Kathey, let me take a look at this.
thanks,
Mamta
On 7/20/07, Kathey Marsden <km...@sbcglobal.net> wrote:
>
> With TERRITORY_BASED collation '_' does not match the character
> \uFA2D. It is the same for english or norwegian. FOR collation
> UCS_BASIC it matches fine. Could you tell me if this is a bug?

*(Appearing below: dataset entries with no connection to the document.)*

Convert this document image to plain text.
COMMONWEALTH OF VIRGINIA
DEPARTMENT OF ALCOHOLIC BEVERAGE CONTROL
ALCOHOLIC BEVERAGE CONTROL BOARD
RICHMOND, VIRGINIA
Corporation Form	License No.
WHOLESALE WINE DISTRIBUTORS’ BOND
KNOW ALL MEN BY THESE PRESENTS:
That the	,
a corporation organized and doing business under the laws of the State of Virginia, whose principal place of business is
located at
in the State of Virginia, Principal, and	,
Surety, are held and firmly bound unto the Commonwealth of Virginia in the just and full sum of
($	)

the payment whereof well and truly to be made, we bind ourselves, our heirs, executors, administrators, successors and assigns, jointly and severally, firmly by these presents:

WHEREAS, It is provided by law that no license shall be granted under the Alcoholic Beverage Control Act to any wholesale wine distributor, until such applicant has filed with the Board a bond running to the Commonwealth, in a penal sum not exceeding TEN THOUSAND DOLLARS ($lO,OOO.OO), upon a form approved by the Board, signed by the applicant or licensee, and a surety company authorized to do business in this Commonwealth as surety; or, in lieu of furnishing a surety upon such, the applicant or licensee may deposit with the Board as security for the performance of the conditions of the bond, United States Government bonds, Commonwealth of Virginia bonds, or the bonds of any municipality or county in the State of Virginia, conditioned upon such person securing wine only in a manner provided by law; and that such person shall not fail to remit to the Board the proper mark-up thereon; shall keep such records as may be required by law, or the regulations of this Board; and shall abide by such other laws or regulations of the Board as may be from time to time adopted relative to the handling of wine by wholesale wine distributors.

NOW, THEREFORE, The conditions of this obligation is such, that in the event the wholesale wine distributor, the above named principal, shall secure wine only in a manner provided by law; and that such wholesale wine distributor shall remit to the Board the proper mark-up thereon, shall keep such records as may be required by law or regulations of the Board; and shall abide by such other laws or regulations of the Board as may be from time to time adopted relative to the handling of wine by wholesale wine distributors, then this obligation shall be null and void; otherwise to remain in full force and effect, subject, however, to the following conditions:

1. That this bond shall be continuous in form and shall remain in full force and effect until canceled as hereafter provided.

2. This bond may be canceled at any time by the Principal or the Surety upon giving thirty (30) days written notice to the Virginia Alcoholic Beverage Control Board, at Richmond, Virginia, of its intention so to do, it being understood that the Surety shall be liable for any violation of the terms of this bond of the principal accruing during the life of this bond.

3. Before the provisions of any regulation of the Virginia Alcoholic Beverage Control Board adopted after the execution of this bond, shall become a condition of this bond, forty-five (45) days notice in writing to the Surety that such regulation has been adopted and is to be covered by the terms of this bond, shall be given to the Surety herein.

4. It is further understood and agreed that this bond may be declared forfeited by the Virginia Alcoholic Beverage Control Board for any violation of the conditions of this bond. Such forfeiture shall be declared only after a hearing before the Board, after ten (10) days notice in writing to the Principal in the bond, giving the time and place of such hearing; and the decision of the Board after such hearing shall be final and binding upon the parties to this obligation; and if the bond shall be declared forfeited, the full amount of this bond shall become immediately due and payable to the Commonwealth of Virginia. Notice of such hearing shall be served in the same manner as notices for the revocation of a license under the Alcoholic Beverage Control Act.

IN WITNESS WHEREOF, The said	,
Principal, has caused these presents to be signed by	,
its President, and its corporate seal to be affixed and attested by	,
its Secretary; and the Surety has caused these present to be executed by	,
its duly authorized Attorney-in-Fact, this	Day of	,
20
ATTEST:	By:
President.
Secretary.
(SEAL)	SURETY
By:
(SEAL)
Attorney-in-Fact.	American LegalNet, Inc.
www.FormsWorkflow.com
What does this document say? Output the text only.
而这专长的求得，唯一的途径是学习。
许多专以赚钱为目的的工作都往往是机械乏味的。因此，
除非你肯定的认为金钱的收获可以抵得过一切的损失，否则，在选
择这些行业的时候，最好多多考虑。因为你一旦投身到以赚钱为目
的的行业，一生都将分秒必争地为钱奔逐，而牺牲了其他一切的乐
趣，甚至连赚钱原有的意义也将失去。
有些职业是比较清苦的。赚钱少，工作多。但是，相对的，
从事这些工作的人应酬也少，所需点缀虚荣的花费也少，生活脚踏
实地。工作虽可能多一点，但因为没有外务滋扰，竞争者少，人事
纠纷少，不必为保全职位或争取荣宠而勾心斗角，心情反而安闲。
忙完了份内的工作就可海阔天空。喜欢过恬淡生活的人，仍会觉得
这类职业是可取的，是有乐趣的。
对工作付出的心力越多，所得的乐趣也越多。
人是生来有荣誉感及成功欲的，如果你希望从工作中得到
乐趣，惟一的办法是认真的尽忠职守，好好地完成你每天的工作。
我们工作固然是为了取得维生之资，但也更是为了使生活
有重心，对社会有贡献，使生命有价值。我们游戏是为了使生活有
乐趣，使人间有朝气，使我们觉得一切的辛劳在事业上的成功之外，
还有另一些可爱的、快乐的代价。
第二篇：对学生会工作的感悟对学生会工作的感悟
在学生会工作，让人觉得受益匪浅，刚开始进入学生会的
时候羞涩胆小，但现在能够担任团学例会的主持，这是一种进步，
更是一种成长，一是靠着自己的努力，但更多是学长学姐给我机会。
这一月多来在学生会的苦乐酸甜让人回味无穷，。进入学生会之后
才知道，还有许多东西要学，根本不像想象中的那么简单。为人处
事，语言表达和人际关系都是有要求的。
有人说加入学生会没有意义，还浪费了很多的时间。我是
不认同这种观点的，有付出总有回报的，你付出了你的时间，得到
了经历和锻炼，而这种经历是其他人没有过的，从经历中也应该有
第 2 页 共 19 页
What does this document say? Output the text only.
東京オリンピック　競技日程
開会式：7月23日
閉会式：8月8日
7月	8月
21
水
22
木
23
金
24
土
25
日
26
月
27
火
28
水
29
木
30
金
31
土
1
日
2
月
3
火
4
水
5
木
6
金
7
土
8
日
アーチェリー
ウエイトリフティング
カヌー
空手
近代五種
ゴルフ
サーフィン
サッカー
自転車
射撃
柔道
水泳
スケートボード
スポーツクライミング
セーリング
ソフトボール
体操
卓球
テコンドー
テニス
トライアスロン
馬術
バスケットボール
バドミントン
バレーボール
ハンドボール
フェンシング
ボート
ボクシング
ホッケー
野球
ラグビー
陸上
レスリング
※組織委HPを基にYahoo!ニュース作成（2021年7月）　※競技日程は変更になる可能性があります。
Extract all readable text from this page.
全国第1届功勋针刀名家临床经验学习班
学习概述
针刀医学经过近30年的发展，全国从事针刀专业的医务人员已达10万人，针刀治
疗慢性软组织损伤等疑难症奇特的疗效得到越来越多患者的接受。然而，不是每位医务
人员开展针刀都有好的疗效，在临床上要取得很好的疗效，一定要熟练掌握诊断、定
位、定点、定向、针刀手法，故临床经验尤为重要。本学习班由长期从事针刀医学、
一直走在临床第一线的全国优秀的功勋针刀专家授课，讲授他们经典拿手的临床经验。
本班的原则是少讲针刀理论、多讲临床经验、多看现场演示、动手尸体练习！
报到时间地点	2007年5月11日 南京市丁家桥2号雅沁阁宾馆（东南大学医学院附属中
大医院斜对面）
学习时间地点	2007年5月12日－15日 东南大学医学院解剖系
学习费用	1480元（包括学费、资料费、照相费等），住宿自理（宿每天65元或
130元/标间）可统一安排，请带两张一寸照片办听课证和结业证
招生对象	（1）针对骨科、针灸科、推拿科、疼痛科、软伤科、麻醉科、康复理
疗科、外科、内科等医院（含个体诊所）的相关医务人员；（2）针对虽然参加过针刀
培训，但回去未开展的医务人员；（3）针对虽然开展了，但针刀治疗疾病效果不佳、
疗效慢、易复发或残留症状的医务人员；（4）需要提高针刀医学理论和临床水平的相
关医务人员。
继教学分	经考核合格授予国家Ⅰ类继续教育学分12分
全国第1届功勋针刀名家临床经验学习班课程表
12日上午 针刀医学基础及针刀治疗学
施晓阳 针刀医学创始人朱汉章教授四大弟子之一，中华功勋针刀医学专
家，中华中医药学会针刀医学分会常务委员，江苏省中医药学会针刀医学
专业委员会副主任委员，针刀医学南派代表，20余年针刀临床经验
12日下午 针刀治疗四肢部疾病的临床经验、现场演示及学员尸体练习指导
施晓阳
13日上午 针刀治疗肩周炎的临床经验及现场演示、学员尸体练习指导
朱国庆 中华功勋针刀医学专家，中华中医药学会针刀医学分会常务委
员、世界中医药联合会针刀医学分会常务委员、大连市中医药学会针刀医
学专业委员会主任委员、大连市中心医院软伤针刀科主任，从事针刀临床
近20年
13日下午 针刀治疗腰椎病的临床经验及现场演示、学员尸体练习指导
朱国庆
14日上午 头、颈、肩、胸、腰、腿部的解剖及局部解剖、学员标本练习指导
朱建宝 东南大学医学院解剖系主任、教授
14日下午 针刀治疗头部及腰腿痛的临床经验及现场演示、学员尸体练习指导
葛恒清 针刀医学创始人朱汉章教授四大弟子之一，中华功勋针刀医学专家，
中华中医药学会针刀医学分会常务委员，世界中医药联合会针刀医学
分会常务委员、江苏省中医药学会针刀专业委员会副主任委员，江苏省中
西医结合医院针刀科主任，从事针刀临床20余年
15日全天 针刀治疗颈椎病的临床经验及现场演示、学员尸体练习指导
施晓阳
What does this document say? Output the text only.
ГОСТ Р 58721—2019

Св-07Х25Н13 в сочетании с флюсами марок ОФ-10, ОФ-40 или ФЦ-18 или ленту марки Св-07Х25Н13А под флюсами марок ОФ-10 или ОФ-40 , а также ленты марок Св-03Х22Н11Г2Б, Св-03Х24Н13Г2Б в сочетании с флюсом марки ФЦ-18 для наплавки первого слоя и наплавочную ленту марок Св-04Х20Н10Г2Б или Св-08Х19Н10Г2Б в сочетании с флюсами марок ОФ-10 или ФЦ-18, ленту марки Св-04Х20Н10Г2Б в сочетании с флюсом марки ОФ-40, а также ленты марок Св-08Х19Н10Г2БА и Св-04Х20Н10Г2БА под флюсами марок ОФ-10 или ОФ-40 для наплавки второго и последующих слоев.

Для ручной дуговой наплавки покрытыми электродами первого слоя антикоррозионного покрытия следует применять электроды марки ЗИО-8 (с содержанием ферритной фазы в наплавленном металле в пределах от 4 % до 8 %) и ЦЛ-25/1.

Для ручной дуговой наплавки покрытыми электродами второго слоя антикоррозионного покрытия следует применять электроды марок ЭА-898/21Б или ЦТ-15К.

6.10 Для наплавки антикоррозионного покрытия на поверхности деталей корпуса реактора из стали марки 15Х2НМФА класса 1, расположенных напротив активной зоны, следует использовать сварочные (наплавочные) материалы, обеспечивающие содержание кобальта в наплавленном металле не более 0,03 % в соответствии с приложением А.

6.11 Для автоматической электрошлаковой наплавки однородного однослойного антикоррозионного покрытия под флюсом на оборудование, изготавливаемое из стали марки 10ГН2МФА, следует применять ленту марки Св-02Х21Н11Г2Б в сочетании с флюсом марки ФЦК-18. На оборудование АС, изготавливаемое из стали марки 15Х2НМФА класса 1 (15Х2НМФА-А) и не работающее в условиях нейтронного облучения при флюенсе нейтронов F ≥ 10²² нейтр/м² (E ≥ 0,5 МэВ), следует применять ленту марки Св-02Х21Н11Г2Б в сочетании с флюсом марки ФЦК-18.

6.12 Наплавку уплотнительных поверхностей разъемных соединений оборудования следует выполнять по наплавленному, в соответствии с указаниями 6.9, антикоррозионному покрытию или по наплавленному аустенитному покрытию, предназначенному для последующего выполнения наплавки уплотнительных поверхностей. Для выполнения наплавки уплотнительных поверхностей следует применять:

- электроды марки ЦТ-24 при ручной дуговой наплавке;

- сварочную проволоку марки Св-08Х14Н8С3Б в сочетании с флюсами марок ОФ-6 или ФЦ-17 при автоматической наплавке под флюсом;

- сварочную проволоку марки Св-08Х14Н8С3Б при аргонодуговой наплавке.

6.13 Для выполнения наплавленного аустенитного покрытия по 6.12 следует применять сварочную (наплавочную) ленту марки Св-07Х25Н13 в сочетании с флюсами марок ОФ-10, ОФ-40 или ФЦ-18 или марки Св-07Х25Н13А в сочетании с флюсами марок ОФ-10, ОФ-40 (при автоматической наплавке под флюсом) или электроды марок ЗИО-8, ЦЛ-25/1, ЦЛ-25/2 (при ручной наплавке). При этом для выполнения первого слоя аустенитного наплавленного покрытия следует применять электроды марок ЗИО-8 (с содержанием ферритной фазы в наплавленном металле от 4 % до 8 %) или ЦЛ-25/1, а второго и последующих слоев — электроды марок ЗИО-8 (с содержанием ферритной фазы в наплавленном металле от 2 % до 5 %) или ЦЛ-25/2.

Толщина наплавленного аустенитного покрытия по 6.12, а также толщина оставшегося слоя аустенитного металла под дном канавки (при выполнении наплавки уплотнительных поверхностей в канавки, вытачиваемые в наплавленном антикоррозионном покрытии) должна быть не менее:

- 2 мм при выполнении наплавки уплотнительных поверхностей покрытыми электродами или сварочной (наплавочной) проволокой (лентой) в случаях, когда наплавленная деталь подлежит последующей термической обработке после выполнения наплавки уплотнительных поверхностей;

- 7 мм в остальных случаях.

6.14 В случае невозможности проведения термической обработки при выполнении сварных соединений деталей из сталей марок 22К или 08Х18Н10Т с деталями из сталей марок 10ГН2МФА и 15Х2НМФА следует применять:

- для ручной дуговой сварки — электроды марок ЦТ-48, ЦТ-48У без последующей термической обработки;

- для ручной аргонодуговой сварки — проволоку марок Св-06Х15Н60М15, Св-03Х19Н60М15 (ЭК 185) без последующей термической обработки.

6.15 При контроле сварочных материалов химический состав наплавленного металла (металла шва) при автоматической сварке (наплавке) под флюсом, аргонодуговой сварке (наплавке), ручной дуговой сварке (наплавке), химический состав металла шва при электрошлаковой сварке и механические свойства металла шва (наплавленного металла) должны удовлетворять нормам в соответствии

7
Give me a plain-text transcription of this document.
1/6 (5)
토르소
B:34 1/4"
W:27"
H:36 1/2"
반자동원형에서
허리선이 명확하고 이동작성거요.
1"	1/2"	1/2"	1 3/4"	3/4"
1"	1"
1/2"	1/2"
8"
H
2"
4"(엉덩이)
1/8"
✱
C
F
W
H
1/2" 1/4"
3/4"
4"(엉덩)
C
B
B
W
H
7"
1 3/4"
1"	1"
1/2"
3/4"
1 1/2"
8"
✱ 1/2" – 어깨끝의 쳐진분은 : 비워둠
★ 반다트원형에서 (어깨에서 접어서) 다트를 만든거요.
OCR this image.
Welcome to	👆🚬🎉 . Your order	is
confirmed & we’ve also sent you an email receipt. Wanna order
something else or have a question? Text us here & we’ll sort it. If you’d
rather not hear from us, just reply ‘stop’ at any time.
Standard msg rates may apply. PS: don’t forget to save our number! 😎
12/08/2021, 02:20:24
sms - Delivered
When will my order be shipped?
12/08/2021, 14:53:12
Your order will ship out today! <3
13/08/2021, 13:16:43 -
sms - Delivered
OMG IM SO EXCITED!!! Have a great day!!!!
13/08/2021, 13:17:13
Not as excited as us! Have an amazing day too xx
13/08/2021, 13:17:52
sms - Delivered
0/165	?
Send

> Here is a program to reproduce.
>
>
> Kathey
>
>
> import java.sql.*;
>
> public class HighCharacter {
>
> public static void main(String args[]) throws Exception
> {
> System.out.println("\n Territory no_NO");
> Class.forName("org.apache.derby.jdbc.EmbeddedDriver");
> Connection conn =
> DriverManager.getConnection
> ("jdbc:derby:nordb;create=true;territory=no_NO;collation=TERRITORY_BASED");
> testLikeWithHighestValidCharacter(conn);
> conn.close();
> System.out.println("\n Territory en_US");
> conn =
> DriverManager.getConnection
> ("jdbc:derby:endb;create=true;territory=en_US;collation=TERRITORY_BASED");
> testLikeWithHighestValidCharacter(conn);
> conn.close();
> System.out.println("\n Collation USC_BASIC");
> conn = DriverManager.getConnection("jdbc:derby:basicdb;create=true");
> testLikeWithHighestValidCharacter(conn);
>
> }
>
>
> public static void testLikeWithHighestValidCharacter(Connection conn)
> throws SQLException {
> Statement stmt = conn.createStatement();
> try {
> stmt.executeUpdate("drop table t1");
> }catch (SQLException se)
> {// drop failure ok.
> }
> stmt.executeUpdate("create table t1(c11 int)");
> stmt.executeUpdate("insert into t1 values 1");
>
>
> // \uFA2D - the highest valid character according to
> // Character.isDefined() of JDK 1.4;
> PreparedStatement ps =
> conn.prepareStatement("select 1 from t1 where '\uFA2D' like ?");
>
> String[] match = { "%", "_", "\uFA2D" };
>
> for (int i = 0; i < match.length; i++) {
> System.out.println("select 1 from t1 where '\\uFA2D' like " +
> match[i]);
> ps.setString(1, match[i]);
> ResultSet rs = ps.executeQuery();
> if( rs.next() && rs.getString(1).equals("1"))
> System.out.println("PASS");
> else
> System.out.println("FAIL: no match");
>
> rs.close();
> }
>
> }
> }
>
>
>